I want to be a Consumer, Sir,
And help to further Trade.'
--Patrick Barrington, Punch, April 1934
It's not that the Asian countries want to devalue vs each other; rather, it's that with China, the 800-pound gorilla, keeping its currency artificially low vs the US Dollar, they have no choice but to follow.

They genuinely fear their own currencies' appreciation, so they buy US debt/dollars, with China and Japan leading the way. Without the buying, which is massive, the US dollar would plunge, with all the good and bad that this would entail.

How long can this go on, people ask? Won't China one day let the Renminbi float and revalue? Haven't they already agreed to do so by 2007? And on the day they do, won't they no longer have a need to buy US dollars, leaving the American currency without its support? Surely the dollar will dive down by 20-40 percent almost overnight. The panic! The disaster!

But I wouldn't count on it happening this way, which would ultimately hurt China as much as it does the US. Yes, the Ameribuck is overvalued by traditional measures, but I suspect its decline will be somewhat less dramatic than thought. The reason is that a rebalancing of the relative worth of each currency need not take place through a specific revaluation - it can also be achieved by Chinese inflation.

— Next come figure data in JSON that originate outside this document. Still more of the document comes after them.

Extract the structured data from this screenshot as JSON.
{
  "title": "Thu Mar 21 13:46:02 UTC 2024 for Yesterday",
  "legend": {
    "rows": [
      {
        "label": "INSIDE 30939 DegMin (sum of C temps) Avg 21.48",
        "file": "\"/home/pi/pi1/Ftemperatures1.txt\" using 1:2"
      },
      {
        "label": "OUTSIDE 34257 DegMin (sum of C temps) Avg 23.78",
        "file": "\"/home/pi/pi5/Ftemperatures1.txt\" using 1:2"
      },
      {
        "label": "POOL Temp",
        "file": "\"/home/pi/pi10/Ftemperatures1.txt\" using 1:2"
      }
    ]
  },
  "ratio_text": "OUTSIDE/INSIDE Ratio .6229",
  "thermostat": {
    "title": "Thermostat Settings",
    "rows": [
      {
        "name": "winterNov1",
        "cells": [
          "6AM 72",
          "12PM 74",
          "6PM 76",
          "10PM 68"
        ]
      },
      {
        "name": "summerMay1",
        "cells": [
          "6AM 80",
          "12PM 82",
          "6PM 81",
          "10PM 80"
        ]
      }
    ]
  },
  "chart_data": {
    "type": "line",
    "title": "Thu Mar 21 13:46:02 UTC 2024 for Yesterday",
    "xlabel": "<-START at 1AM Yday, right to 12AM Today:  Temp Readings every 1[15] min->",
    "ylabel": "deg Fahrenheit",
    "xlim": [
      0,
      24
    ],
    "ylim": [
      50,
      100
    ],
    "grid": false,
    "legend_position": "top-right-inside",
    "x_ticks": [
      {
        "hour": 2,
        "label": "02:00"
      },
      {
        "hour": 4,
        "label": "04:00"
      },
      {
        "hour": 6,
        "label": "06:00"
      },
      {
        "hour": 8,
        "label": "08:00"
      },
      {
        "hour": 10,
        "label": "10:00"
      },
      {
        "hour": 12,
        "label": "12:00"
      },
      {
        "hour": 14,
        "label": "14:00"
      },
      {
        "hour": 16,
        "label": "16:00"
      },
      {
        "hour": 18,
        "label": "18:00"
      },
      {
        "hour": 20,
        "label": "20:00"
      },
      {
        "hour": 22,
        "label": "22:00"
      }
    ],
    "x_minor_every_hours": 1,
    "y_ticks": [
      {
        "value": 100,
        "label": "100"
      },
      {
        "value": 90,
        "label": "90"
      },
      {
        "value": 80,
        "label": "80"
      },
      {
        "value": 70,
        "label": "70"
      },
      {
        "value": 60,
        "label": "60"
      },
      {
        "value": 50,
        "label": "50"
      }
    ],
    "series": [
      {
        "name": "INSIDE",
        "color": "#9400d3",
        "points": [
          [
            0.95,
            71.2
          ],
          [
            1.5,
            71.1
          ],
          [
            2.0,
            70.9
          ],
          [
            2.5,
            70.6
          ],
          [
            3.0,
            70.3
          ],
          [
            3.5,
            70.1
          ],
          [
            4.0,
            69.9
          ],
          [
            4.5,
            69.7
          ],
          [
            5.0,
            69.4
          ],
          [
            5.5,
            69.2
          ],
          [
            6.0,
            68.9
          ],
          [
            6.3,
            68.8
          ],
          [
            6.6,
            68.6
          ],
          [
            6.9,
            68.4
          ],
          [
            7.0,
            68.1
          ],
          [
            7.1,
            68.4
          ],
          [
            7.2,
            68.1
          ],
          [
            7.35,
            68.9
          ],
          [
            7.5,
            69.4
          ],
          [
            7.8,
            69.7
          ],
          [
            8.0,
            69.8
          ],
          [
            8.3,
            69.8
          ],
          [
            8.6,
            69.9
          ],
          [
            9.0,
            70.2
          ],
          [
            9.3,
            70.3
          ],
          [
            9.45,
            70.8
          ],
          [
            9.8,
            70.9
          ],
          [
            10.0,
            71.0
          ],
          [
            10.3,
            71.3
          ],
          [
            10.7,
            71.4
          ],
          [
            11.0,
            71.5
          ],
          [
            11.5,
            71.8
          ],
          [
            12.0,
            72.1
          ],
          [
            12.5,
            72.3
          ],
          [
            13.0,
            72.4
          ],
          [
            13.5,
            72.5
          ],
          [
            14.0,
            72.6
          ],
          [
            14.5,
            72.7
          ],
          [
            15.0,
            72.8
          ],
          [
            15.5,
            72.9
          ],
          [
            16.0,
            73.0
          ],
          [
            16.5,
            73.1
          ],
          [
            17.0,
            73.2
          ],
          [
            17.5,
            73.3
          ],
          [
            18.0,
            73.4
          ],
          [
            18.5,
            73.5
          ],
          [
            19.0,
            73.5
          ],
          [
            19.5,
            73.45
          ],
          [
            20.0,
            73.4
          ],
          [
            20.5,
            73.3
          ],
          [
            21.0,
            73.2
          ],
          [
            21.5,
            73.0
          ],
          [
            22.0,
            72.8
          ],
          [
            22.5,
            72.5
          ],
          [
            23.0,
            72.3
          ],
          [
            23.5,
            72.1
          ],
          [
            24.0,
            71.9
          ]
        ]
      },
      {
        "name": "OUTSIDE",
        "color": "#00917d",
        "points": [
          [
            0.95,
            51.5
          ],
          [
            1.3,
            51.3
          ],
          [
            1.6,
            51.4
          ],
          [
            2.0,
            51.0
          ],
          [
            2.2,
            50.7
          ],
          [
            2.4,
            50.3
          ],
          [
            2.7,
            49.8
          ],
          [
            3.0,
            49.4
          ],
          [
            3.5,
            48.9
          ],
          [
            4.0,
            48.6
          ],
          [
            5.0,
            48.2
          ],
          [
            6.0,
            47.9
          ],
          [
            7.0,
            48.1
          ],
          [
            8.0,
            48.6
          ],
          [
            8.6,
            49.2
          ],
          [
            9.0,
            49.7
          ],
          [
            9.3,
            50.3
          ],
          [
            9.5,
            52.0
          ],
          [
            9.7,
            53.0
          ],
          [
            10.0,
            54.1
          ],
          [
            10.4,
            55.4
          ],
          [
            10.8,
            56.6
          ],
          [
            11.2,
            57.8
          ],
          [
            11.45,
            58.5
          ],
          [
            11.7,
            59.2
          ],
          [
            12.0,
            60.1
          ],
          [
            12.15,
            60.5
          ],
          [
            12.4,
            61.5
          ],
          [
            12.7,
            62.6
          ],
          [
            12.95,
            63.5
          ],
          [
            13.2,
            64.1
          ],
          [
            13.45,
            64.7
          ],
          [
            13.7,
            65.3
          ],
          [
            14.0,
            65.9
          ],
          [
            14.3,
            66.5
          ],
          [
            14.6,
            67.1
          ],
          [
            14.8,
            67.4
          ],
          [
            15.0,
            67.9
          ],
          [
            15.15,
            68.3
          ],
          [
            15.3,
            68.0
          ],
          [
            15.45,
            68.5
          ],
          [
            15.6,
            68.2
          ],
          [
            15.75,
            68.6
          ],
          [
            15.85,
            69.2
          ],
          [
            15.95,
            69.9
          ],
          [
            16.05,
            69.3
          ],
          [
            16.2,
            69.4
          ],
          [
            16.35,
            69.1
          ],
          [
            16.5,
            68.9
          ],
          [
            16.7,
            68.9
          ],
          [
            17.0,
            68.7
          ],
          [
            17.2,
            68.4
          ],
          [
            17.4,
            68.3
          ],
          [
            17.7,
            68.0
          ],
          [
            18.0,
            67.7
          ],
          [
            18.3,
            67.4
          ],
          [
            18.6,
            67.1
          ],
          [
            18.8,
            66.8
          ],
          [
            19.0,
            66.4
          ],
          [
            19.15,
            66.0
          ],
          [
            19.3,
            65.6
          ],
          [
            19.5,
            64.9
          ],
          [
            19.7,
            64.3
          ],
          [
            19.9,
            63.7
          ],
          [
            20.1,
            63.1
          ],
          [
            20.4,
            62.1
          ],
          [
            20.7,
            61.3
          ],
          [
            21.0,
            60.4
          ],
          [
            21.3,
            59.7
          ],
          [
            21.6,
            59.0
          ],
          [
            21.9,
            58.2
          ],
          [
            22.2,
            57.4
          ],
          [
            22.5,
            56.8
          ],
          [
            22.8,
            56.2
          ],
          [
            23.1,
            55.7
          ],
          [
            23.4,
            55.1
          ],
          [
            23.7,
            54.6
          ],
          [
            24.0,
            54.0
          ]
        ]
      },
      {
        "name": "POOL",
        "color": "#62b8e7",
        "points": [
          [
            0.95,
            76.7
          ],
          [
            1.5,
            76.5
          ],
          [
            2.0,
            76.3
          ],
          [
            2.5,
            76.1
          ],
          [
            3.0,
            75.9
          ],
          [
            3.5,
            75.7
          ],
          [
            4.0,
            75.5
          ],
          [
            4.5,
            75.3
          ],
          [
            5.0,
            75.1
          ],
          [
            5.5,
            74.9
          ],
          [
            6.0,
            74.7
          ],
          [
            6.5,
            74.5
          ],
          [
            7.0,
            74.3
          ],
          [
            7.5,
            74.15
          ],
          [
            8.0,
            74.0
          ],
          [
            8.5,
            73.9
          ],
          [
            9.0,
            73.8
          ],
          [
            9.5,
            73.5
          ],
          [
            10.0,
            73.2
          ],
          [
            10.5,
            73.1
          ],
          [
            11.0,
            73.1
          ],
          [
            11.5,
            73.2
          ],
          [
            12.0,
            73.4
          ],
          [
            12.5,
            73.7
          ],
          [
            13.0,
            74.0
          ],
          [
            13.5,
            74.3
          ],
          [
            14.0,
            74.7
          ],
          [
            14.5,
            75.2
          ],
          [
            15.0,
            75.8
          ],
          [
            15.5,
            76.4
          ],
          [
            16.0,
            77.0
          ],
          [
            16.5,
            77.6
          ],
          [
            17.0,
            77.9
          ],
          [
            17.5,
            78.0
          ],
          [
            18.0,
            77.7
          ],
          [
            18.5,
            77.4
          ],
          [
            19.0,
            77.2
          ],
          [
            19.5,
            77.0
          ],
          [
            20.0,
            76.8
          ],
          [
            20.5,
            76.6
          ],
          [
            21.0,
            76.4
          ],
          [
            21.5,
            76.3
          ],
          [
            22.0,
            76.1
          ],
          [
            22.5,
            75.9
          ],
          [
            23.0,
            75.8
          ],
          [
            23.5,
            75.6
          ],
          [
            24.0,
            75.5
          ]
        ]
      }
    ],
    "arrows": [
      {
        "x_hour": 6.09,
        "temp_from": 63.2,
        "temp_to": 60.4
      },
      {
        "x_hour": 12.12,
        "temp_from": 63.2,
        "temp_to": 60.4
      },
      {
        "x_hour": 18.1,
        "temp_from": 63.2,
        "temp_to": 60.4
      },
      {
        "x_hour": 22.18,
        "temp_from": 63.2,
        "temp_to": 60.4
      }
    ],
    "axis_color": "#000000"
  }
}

Inflation is the legislator's friend worldwide: the tax that need never be seen; the policy that need never be announced. It's the butcher, the baker and the candlestick-maker who are held to blame, not the government. Governments fight inflation on our behalf!

Louis Vincent Gave states it clearly:
...right now, it appears that this is the course that Chinese authorities have decided to embark upon.

More importantly, it is hard to see what will make them change the course; by taking care of the overvaluation through inflation, the process is gradual, painless and face-saving. All aspects that a revaluation of the RMB does not offer!
Expect to see a very gradual decline of the Renminbi, probably followed by an equally gradual decline in Chinese (and hence Japanese) purchases of US debt. Yes, the US dollar will decline, but it will likely be smooth and steady, as much as these things can be, to everyone's benefit.